2.3 results and evaluation
The results of the experiment are shown in table I. In 60 experiments, our method learned an average of 94 sample nodes, 73 color sample nodes, 32 shape symbol nodes, 22 color symbol nodes, 21 name sample and symbol nodes, and 57 associated nodes. In both environments, the number of nodes per layer is very close. This means that our method is stable under different circumstances. The nodes of the symbol level indicate that our method forms a total of 42 shape classes and 26 color classes. The number of these categories exceeds the number of objects because different views of the object may have different shapes and colors, and rotation of the object has a greater effect on the shape categories than on the color categories. The average number of nodes per shape and color category is 3, and the average number of stored instances per category is 4 for shapes and 7 for colors. This shows that our method can both identify similar instances and learn new classes, i.e., both intra-class instances and inter-class instances can be learned at the same time.

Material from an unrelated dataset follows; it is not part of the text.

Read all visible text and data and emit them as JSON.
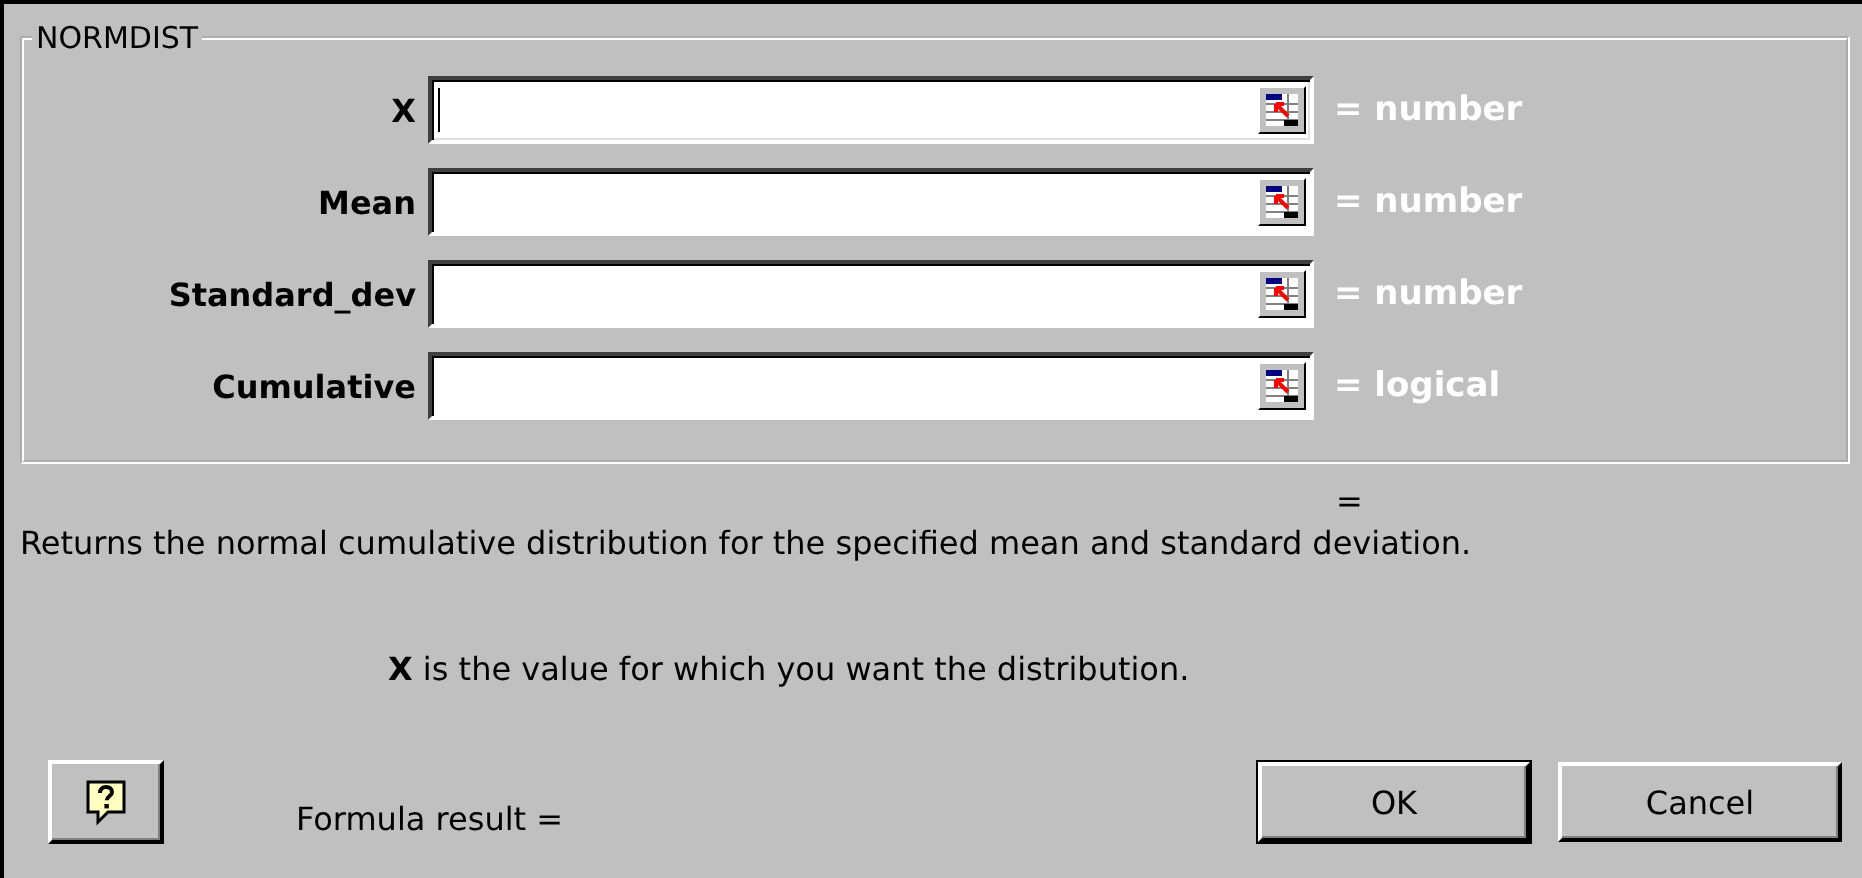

The change in the number of categories may reflect the online learning process, as shown in FIG. 5. We can find that the number of classes increases rapidly at the beginning and becomes progressively more stable as the number of instances increases. This shows that our method can realize online identification and learning. However, GWR can only be learned during the training phase and identified during the testing phase. The PCN clusters the shape and color features only through topological connection, and does not store category information, and the number of categories in the PCN conceptual layer shown in the table I is calculated after learning is finished.
When at is 0.8, GWR learns a small number of shapes and color symbols, which is insufficient to represent all categories. When at is 0.95, the symbol node of GWR may satisfy the number of classes, but there are too many sample nodes. This indicates that the performance of GWR depends largely on the similarity threshold. However, it is difficult to find a suitable threshold before experimentation to resolve the quantity-quality dilemma. While our approach can implement the network autonomous learning category using dynamic adaptive thresholds and top-down response strategies. Furthermore, our method does not require multiple training and is more efficient than GWR.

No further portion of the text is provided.